Walt Whitman (1819-1892) slept with Edward Carpenter 

Edward Carpenter (1844-1929) slept with Gavin Arthur

Gavin Arthur (1901-1972) slept with Beat poet Dean Moriarty

Dean Moriarty, a.k.a. Neal Cassady, (1926-1968) slept with Allen Ginsberg

Allen Ginsberg (1926-1997) slept with ...

 

            This describes what we now call "degrees of separation." Well, I want to claim a place, albeit a secondary place, in that line of succession myself.

            When I was interning in Counseling Psychology (with a specialization in gay peer counseling) at the Integral Counseling Center of the freestanding graduate school in San Francisco now called C.I.I.S. (California Institute of Integral Studies) in 1976, I had a client in growth-oriented psychotherapy, part of whose story was that he'd been, as he proudly called himself, "Allen Ginsburg's bum-boy." Now I didn't have sex with my client (whose name is lost in my process of confidentiality: my appointment book only shows him as M.O.), so that broke the sexual component of the line of succession. But my role as a gay therapist was for years more central to my identity as a gay activist than my sexual exploits.  So I am pleased to claim my place in six degrees of separation from Walt Whitman and five from Edward Carpenter. (In a different essay, maybe, I will report on my concomitant  claim to be only three degrees from Kevin Bacon--also through a psychotherapy client.)

            For all that Ginsburg's Line of Succession--and my own six degrees of separation--is mostly camp and tongue-in-cheek, it is another kind of example of looking down into history and finding our connections with a rich, though secret, culture of our homosexual predecessors. Though we certainly can't identify the steps, I wonder if in similar fashion we may almost all of us be connected all the way back to Plato and Socrates and maybe even Jesus (who knows?).

            There is a corollary to this observation. In the Line of Succession as it appears in Winston Leyland's Gay Roots, Vol. 1, there are those dots after "Allen Ginsburg slept with . . ." My client M.O. was certainly not the only fellow through whom Ginsburg passed the torch of succession. And while many of those torchbearers died in the epidemic of the 1980s, many of them are still alive, some probably not even so old.

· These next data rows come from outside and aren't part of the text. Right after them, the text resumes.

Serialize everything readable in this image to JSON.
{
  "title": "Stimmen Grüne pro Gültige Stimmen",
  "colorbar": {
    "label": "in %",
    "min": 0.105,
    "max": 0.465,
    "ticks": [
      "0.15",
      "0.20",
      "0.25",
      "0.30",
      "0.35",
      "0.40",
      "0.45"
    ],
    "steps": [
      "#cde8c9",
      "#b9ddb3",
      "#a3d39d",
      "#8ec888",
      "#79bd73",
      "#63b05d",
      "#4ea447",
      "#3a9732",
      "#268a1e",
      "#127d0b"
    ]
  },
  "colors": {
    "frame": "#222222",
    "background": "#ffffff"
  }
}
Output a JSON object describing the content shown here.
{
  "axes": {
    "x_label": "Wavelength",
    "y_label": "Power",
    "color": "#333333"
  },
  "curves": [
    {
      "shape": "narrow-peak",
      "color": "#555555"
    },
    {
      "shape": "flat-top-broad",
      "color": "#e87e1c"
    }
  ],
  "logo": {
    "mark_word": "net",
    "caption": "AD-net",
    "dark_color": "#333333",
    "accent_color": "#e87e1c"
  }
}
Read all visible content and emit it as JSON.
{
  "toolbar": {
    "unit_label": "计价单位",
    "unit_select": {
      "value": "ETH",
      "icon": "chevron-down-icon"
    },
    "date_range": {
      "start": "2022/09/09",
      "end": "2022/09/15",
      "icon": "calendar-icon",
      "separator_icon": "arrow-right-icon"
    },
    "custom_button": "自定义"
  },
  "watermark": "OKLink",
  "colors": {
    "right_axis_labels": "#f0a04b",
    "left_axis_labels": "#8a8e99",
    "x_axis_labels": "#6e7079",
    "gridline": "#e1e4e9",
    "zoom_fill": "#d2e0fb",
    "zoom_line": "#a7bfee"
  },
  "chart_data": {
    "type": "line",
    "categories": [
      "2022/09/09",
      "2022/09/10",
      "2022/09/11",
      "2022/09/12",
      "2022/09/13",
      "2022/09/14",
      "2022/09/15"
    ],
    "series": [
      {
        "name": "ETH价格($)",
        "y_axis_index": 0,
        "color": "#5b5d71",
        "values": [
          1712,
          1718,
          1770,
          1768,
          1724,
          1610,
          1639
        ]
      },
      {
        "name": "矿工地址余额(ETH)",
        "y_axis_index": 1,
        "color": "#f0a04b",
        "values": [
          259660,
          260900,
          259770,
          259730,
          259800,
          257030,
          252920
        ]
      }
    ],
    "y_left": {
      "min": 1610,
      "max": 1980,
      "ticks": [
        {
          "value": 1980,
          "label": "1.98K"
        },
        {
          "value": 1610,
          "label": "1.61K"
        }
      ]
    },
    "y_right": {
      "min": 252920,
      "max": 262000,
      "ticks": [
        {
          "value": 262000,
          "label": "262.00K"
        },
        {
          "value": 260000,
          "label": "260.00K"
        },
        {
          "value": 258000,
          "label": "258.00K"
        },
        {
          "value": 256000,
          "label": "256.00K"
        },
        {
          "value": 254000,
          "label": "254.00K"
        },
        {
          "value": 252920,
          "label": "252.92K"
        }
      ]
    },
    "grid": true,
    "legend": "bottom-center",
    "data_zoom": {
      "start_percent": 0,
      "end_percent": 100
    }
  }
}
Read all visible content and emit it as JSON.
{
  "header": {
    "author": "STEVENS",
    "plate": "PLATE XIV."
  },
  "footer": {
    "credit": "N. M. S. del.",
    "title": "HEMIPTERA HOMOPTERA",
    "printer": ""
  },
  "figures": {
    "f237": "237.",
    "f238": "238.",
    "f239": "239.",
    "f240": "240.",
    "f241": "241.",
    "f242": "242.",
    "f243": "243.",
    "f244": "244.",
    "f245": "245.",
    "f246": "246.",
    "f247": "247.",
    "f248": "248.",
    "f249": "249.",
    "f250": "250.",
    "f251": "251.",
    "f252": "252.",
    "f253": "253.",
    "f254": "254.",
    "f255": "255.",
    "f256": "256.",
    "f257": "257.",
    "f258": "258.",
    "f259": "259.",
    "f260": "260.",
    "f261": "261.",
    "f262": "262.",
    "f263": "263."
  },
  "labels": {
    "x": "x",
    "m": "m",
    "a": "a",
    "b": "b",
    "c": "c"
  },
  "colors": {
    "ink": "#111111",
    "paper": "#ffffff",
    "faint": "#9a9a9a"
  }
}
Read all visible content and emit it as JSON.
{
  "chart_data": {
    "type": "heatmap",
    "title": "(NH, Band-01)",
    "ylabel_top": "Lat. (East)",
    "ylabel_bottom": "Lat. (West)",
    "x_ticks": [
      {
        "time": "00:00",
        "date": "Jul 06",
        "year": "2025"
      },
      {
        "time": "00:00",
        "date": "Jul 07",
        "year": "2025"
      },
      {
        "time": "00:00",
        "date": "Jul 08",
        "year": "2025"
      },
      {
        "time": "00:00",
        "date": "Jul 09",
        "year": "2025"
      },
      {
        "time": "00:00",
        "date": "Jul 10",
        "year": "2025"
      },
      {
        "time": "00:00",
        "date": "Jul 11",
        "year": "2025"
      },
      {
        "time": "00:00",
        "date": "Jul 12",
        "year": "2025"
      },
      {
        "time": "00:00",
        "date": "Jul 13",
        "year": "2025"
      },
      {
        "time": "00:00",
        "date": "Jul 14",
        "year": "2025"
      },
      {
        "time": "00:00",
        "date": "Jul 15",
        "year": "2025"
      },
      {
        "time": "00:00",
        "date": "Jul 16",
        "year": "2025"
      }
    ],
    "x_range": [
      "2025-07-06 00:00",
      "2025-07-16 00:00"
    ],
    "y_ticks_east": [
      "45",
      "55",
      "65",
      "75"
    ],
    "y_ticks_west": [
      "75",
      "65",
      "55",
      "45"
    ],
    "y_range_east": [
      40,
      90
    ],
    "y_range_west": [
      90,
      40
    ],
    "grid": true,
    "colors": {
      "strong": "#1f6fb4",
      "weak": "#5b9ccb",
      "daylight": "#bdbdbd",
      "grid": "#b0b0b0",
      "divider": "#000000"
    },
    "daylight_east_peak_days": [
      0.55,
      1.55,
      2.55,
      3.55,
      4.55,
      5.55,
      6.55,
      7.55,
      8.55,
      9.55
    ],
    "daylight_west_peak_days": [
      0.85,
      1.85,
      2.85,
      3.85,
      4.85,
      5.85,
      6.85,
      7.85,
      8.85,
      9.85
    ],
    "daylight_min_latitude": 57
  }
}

            The sweet story that Gavin Arthur told of his youthful experience of meeting the elderly Carpenter reminds us that there is a lesson about bridging the generational divide that we all can benefit from. Part of the discovery of reading Edward Carpenter's writings is seeing that there is not so much difference between people on the inside, no matter what their ages or time in history. We'd all benefit by overcoming the "age-ism" that characterizes  (and complicates) so much of contemporary American--and, in particular, gay--culture.

            So, to put it bluntly, there are certainly men still living who tricked with Allen Ginsberg, and doubtless remember, who are probably now in their 50s, 60s, even 70s, who'd be quite happy to include earnest young queer men within the six degrees of separation from Walt Whitman. Those young men ought to be keeping their eyes open for those elders with their special gift of historical transcendence!

 

            Seriously, though, these considerations do remind us of our deep identity--beyond names and words (like gay and queer) and debates about essence and construction--that found our place in the great evolution of life on Earth and especially in the evolution of spiritual awareness and vision beyond the surface of things.

            That sense of the Uranian role in spiritual evolution is certainly one of Edward Carpenter's central ideas we can all resonate with. And it can be the important reminder that we find in that so terribly old-fashioned name for ourselves: by our homosexuality, we are inhabitants of heaven.

            What a wonderful--and necessary--realization!  What a wonderful legacy for Edward Carpenter to leave us all!